When we have a child with, or diagnosed with, a critical and/or chronic medical condition it is generally very confronting. Words like “devastating, shocking, frightening, taxing” may better describe the experience.
Our first concern is to focus on our child’s health. Their survival, wellbeing, happiness and the management of the illness becomes our natural priority. It consumes our energy, emotions and often, our financial resources. But somewhere in all of this, the question of “What about school?” will probably arise.
The fact is, schooling for a child with a serious or chronic illness is a whole different scenario. The dimensions of their illness can change multiple factors in their lives. It can have a significant impact on their learning and socialisation and does need to be taken into account by parents, teachers and school systems.
Significant research has shown that for children and young people, serious illnesses can impact education in multiple ways. Why? The effects of medications, fatigue, anxiety, social-emotional impacts of feeling “different”, pain, cognitive problems — indeed absence from school — can all diminish the capacity to learn.
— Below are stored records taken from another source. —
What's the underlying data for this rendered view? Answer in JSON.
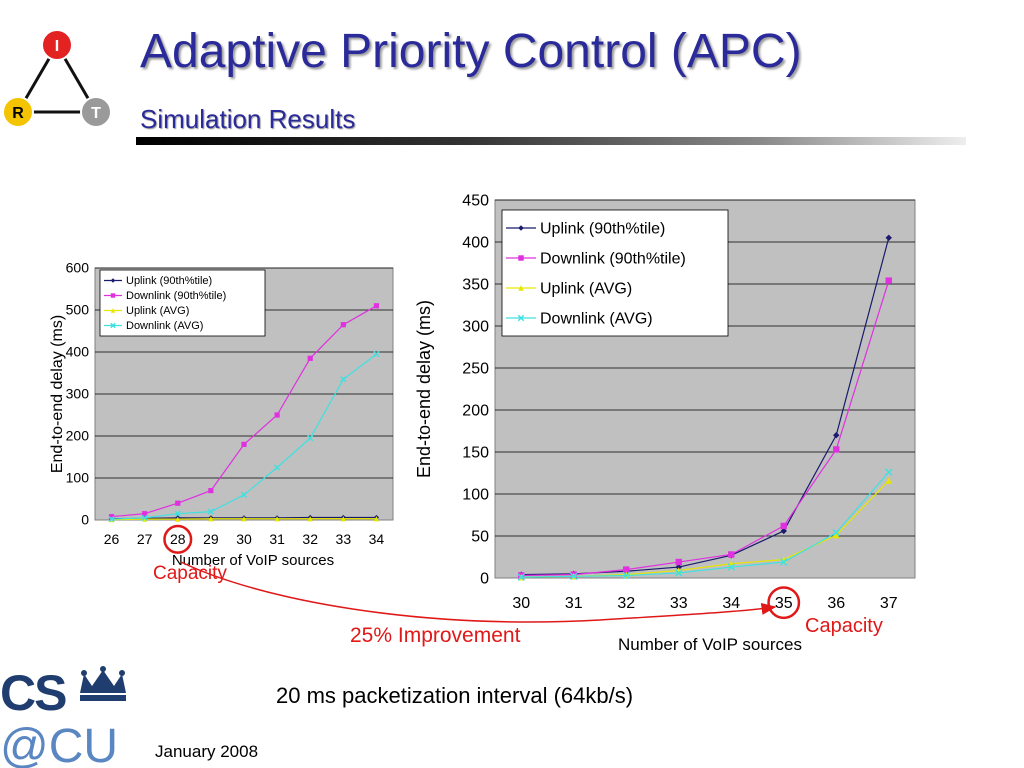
{
  "slide": {
    "title": "Adaptive Priority Control (APC)",
    "subtitle": "Simulation Results",
    "footer_caption": "20 ms packetization interval (64kb/s)",
    "date": "January 2008",
    "improvement_label": "25% Improvement",
    "capacity_label": "Capacity",
    "logo_nodes": [
      "I",
      "R",
      "T"
    ],
    "logo_text": "CS@CU",
    "accent_color": "#2a2a9a",
    "annotation_color": "#e01818"
  },
  "chart_data": [
    {
      "type": "line",
      "xlabel": "Number of VoIP sources",
      "ylabel": "End-to-end delay (ms)",
      "categories": [
        "26",
        "27",
        "28",
        "29",
        "30",
        "31",
        "32",
        "33",
        "34"
      ],
      "ylim": [
        0,
        600
      ],
      "yticks": [
        0,
        100,
        200,
        300,
        400,
        500,
        600
      ],
      "grid": true,
      "legend_position": "top-left",
      "highlight_category": "28",
      "series": [
        {
          "name": "Uplink (90th%tile)",
          "color": "#1a1a6e",
          "marker": "diamond",
          "values": [
            3,
            4,
            5,
            5,
            5,
            5,
            6,
            6,
            6
          ]
        },
        {
          "name": "Downlink (90th%tile)",
          "color": "#e030e0",
          "marker": "square",
          "values": [
            8,
            15,
            40,
            70,
            180,
            250,
            385,
            465,
            510
          ]
        },
        {
          "name": "Uplink (AVG)",
          "color": "#e6e600",
          "marker": "triangle",
          "values": [
            1,
            2,
            2,
            3,
            3,
            3,
            3,
            3,
            3
          ]
        },
        {
          "name": "Downlink (AVG)",
          "color": "#40e0e0",
          "marker": "cross",
          "values": [
            2,
            5,
            15,
            20,
            60,
            125,
            195,
            335,
            395
          ]
        }
      ]
    },
    {
      "type": "line",
      "xlabel": "Number of VoIP sources",
      "ylabel": "End-to-end delay (ms)",
      "categories": [
        "30",
        "31",
        "32",
        "33",
        "34",
        "35",
        "36",
        "37"
      ],
      "ylim": [
        0,
        450
      ],
      "yticks": [
        0,
        50,
        100,
        150,
        200,
        250,
        300,
        350,
        400,
        450
      ],
      "grid": true,
      "legend_position": "top-left",
      "highlight_category": "35",
      "series": [
        {
          "name": "Uplink (90th%tile)",
          "color": "#1a1a6e",
          "marker": "diamond",
          "values": [
            4,
            5,
            8,
            13,
            27,
            56,
            170,
            405
          ]
        },
        {
          "name": "Downlink (90th%tile)",
          "color": "#e030e0",
          "marker": "square",
          "values": [
            3,
            4,
            10,
            19,
            28,
            62,
            153,
            354
          ]
        },
        {
          "name": "Uplink (AVG)",
          "color": "#e6e600",
          "marker": "triangle",
          "values": [
            1,
            2,
            4,
            9,
            17,
            22,
            51,
            116
          ]
        },
        {
          "name": "Downlink (AVG)",
          "color": "#40e0e0",
          "marker": "cross",
          "values": [
            1,
            2,
            3,
            6,
            13,
            19,
            54,
            126
          ]
        }
      ]
    }
  ]
}
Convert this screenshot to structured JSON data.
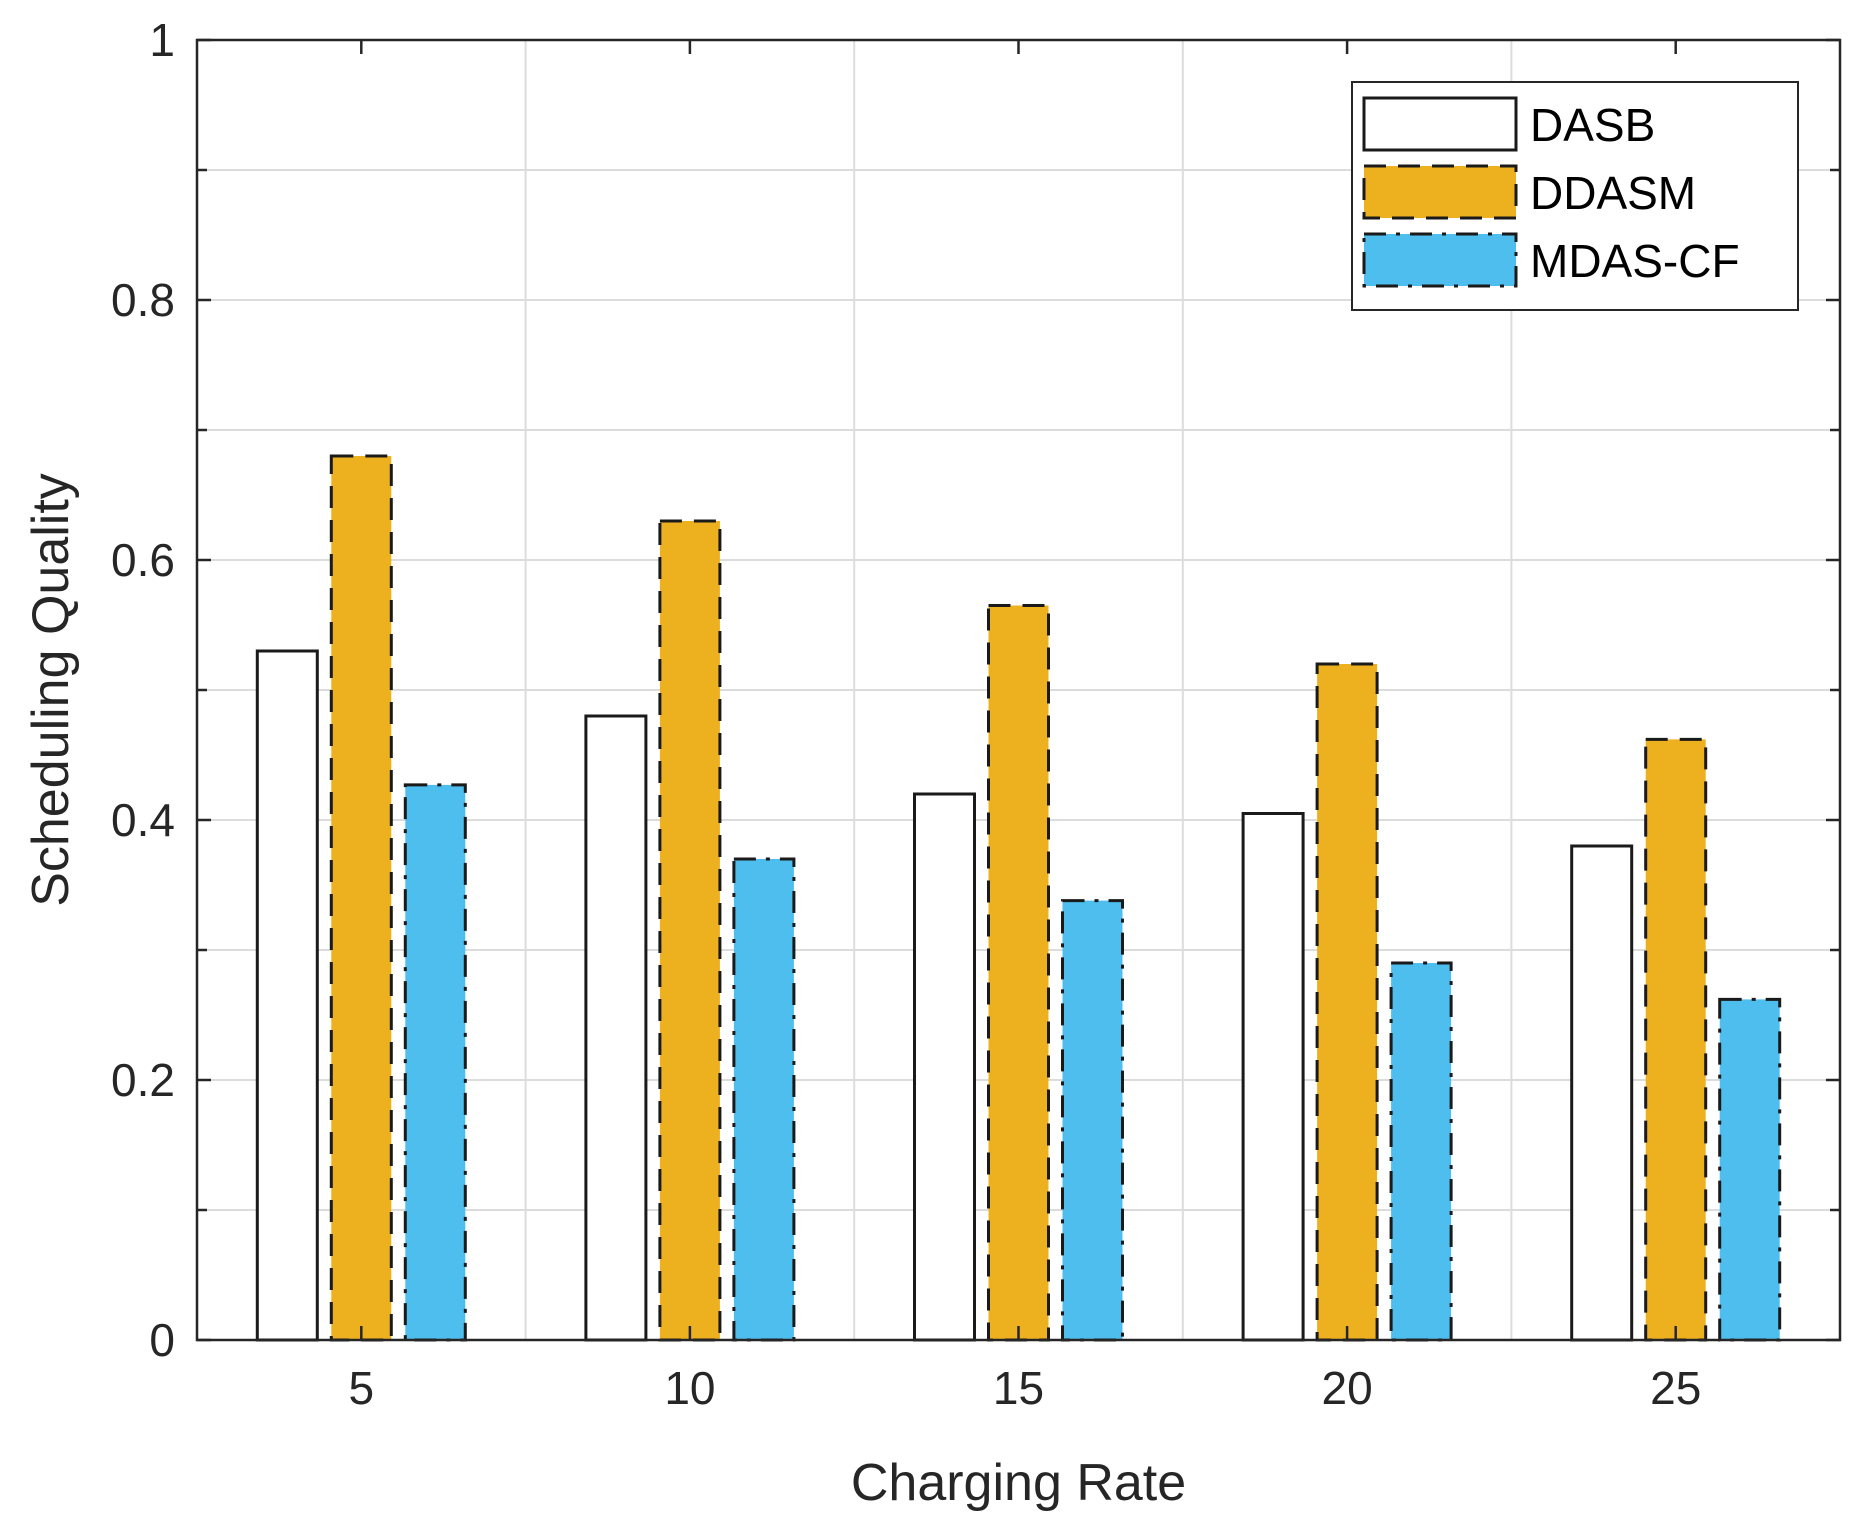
{
  "chart_data": {
    "type": "bar",
    "title": "",
    "xlabel": "Charging Rate",
    "ylabel": "Scheduling Quality",
    "categories": [
      "5",
      "10",
      "15",
      "20",
      "25"
    ],
    "ylim": [
      0,
      1
    ],
    "yticks": [
      0,
      0.2,
      0.4,
      0.6,
      0.8,
      1
    ],
    "ytick_labels": [
      "0",
      "0.2",
      "0.4",
      "0.6",
      "0.8",
      "1"
    ],
    "minor_yticks": [
      0.1,
      0.3,
      0.5,
      0.7,
      0.9
    ],
    "grid": true,
    "legend_position": "top-right",
    "series": [
      {
        "name": "DASB",
        "values": [
          0.53,
          0.48,
          0.42,
          0.405,
          0.38
        ],
        "color": "#ffffff",
        "line_style": "solid"
      },
      {
        "name": "DDASM",
        "values": [
          0.68,
          0.63,
          0.565,
          0.52,
          0.462
        ],
        "color": "#EDB120",
        "line_style": "dashed"
      },
      {
        "name": "MDAS-CF",
        "values": [
          0.427,
          0.37,
          0.338,
          0.29,
          0.262
        ],
        "color": "#4DBEEE",
        "line_style": "dashdot"
      }
    ]
  }
}
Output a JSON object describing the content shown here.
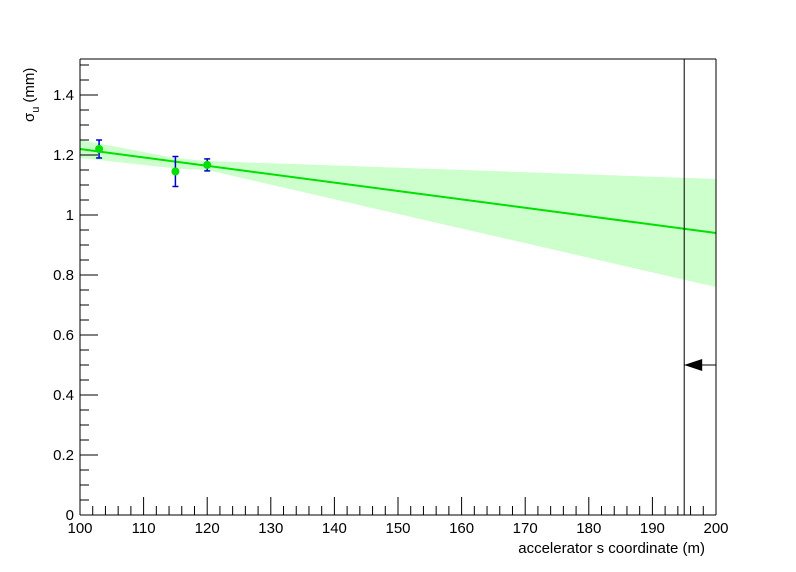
{
  "chart_data": {
    "type": "scatter",
    "xlabel": "accelerator s coordinate (m)",
    "ylabel": "σ",
    "ylabel_subscript": "u",
    "ylabel_unit": "(mm)",
    "xlim": [
      100,
      200
    ],
    "ylim": [
      0,
      1.52
    ],
    "x_ticks": [
      100,
      110,
      120,
      130,
      140,
      150,
      160,
      170,
      180,
      190,
      200
    ],
    "y_ticks": [
      0,
      0.2,
      0.4,
      0.6,
      0.8,
      1,
      1.2,
      1.4
    ],
    "y_tick_labels": [
      "0",
      "0.2",
      "0.4",
      "0.6",
      "0.8",
      "1",
      "1.2",
      "1.4"
    ],
    "grid": false,
    "points": [
      {
        "x": 103,
        "y": 1.22,
        "yerr": 0.03
      },
      {
        "x": 115,
        "y": 1.145,
        "yerr": 0.05
      },
      {
        "x": 120,
        "y": 1.167,
        "yerr": 0.02
      }
    ],
    "fit_line": {
      "x": [
        100,
        200
      ],
      "y": [
        1.22,
        0.94
      ]
    },
    "confidence_band": {
      "x": [
        100,
        115,
        120,
        200
      ],
      "upper": [
        1.25,
        1.19,
        1.18,
        1.12
      ],
      "lower": [
        1.19,
        1.155,
        1.15,
        0.76
      ]
    },
    "marker_line_x": 195,
    "marker_arrow_y": 0.5,
    "colors": {
      "fit": "#00e000",
      "band": "#ccffcc",
      "points": "#00e000",
      "error_bars": "#0000cc",
      "axes": "#000000"
    }
  }
}
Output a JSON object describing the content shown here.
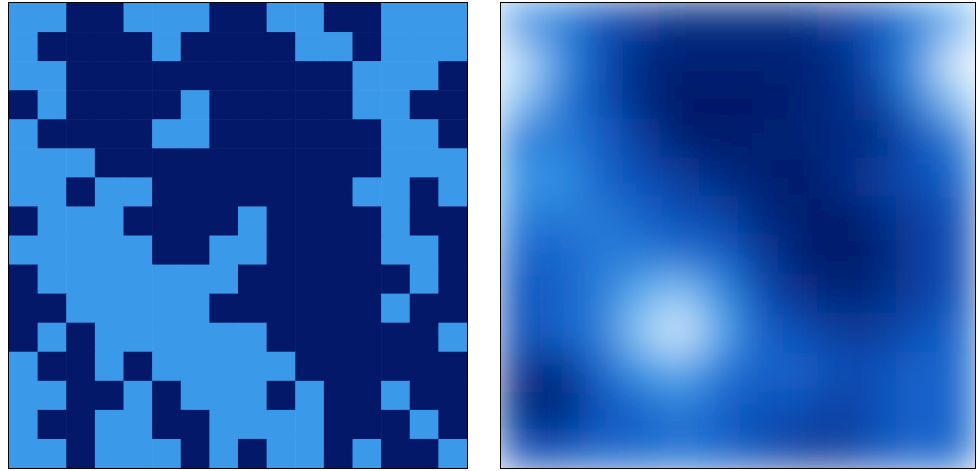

Unfortunately, because illnesses are frequently invisible, or out of sight when kids are away from school, the issue is often overlooked by the teacher and the school.
The only legislation that exists in Australia to ensure students with serious medical conditions receive equitable consideration in school is under Commonwealth Law and is called the Disabilities Discrimination Act (1992).
This is a fact. But so is your child’s illness and the importance of their educational needs.
Many parents baulk at labels, struggling with the idea that they or their child may be seen as “different”, or discriminated against in some way because of their illness. Yet, the Disabilities Discrimination Act exists precisely to remove, or reduce these barriers. It can only be effective if it is brought into play rather than ignored for fear of the label.
To better understand, let’s look at the United Nations’ definition of Disability.
Disability results from the interaction between persons with impairments, conditions or illnesses and the environmental and attitudinal barriers they face. Such impairments, conditions or illnesses may be permanent, temporary, intermittent or imputed, and include those that are physical, sensory, psychosocial, neurological, medical or intellectual. (United Nations)
Whether we like it or not, kids with serious medical conditions are in school systems that operate an environment designed to suit a “middle ground”. It’s a one-size fits all approach which, over time, has seen the mandated funding and provision of Adjustments for Special Needs, Autism Spectrum Disorders, some Learning Disabilities, and those with visual, speech, hearing and obvious mobility impairments.
What is an adjustment?
An adjustment is a measure or action taken to assist a student with disability to participate in education and training on the same basis as other students. An adjustment is reasonable if it achieves this purpose while taking into account the student’s learning needs and balancing the interests of all parties affected, including those of the student with the disability, the education provider, staff and other students. (2011 Australian Government Review of Disabilities Standards of Education.)
Adjustments for Disabled Students are mandated (under the Disabilities Discrimination Act) and, in some cases, funded (for some disabilities only, in some states). Adjustments can only happen where disability can be proven. To not provide appropriate, reasonable Adjustments in circumstances of special need because of a medical condition results in Discrimination.
So…There are some critical issues tied up in the term “Disabled”.
It is confronting to admit that “my child is disabled by their medical condition”, but how will you feel on the day your child’s term grade is significantly lower than you know they can achieve? How will they feel as they struggle along?
We must reflect, then, on the knowledge that the child has been absent from school much of the term, nobody has provided work or additional assistance, extra time for tests and assignments, consideration that they have had bigger issues in their life? The “System” that records the marks, writes the reports, times the exams, standardises the test scores, quantifies your child’s achievements doesn’t automatically take their illness into account. We have to tell the system to Adjust, rather than expect that from the child.
The formal recognition of “Disability” — use of the term, if you will — allows that to happen.